In an Australian landslide, Rudd ends the Howard era

Times Staff Writer

The Bush administration lost one of its staunchest political allies Saturday when Australians chose a Mandarin-speaking former farm boy to become their new prime minister.

Labor Party candidate Kevin Rudd swept to power in a landslide victory over Liberal incumbent John Howard, the second-longest serving prime minister in Australian history.

Unlike Howard, Rudd has pledged to pull combat troops from Iraq and to ratify the 1997 Kyoto Protocol, a move that would leave the United States as the only major industrialized country to shun the initiative regulating greenhouse gases. But the incoming leader is not expected to jeopardize the strong ties Howard has built with Washington over the years after a campaign fought mainly on domestic issues.

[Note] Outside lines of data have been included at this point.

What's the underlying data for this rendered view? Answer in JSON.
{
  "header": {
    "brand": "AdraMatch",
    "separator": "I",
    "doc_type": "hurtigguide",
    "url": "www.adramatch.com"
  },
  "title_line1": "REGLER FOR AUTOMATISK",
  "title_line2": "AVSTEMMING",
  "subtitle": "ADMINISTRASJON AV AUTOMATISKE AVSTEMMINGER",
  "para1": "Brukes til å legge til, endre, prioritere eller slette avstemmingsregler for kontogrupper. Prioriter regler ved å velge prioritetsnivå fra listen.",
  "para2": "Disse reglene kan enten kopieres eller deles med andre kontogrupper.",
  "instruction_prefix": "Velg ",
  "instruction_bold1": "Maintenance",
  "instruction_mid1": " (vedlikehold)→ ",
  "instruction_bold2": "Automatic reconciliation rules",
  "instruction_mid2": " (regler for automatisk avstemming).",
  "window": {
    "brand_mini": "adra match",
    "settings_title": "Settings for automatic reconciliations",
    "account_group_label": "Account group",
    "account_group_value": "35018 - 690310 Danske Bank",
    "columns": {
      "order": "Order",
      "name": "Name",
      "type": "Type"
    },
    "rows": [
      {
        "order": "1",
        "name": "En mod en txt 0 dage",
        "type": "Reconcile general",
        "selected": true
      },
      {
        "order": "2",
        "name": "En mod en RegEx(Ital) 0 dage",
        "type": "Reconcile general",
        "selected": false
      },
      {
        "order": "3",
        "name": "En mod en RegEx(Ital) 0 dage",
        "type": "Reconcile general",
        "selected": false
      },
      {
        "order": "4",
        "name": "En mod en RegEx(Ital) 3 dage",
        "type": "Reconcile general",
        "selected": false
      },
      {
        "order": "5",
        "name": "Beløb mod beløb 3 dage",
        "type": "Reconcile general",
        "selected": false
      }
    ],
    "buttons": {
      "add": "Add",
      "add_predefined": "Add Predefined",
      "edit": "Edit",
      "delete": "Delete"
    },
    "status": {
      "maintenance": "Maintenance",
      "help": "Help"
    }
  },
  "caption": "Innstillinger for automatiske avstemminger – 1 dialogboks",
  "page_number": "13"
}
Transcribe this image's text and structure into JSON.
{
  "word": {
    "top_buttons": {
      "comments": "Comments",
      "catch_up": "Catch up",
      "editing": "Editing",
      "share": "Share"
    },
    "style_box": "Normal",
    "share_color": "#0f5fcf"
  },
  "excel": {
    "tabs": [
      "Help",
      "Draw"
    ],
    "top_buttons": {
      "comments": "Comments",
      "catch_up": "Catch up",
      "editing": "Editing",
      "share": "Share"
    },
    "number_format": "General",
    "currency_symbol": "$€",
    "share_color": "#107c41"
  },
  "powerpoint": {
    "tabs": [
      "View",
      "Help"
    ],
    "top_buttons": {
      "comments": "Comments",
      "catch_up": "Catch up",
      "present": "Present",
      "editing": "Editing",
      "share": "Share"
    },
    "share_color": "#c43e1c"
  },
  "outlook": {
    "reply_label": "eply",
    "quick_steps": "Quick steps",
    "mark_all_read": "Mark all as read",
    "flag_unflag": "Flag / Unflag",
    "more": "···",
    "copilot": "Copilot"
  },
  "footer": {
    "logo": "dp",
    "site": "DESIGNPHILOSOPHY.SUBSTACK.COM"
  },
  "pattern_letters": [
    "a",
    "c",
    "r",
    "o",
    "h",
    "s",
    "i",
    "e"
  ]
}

Rudd, a former diplomat who served in Stockholm and Beijing, won despite his relative political inexperience and a strong economy. Many voters were fed up on a host of domestic issues that had dogged the incumbent: interest rate increases that Howard had failed to rein in despite promising to do so, workplace reforms that have proved disastrous, and his promise if reelected to retire midterm and hand over the office to his deputy, who would thereby assume power without having to face voters directly.


Rudd’s win, analysts say, was also due in no small part to an electorate that was ready for a fresh start after more than a decade of Howard’s conservative leadership.

“This is about a generational change,” said Alan Dupont, director of the Center for International Security Studies at the University of Sydney. Howard’s government was “seen as competent on economic issues,” he said. “But after 11 years, it’s very hard for one party to win for five terms.”

At 50, the blond and boyish Rudd is 18 years Howard’s junior, and voters quickly warmed to him. Polls showed him leading the incumbent for months before election day, but the results exceeded expectations.

Labor needed to win 76 seats in the 150-seat lower house of Parliament to wrest control of the government. Initial results indicated that the party had won at least 84.


A jubilant Rudd -- flanked by his wife, Therese Rein, and their three children -- began his victory speech by quieting the cheering crowd with the words “OK, guys.”

But there is little that is casual about Rudd, who transformed the fate of the Australian Labor Party after taking over its stewardship less than a year ago, becoming the most popular opposition leader in 30 years.

“Today Australia has looked to the future,” Rudd said after acknowledging Howard’s long public service. “It’s time for a new page to be written in our nation’s history.”

For Howard, a four-term incumbent who critics say doomed his political fortunes by hanging on for too long, the end of the era may have come with a slap in the face: In addition to losing the prime minister post, he was likely to lose his seat in Parliament, and would become the first sitting prime minister since 1929 to be kicked out of his own Parliament seat in his home district. His legacy includes forging a strong bond with the United States. Howard was in Washington on Sept. 11, 2001, celebrating the 50th anniversary of the defense and security treaty between the U.S. and Australia. He was one of the first Western leaders to back President Bush’s “coalition of the willing” to battle terrorism and has been in lock-step with Bush on most foreign policy issues since.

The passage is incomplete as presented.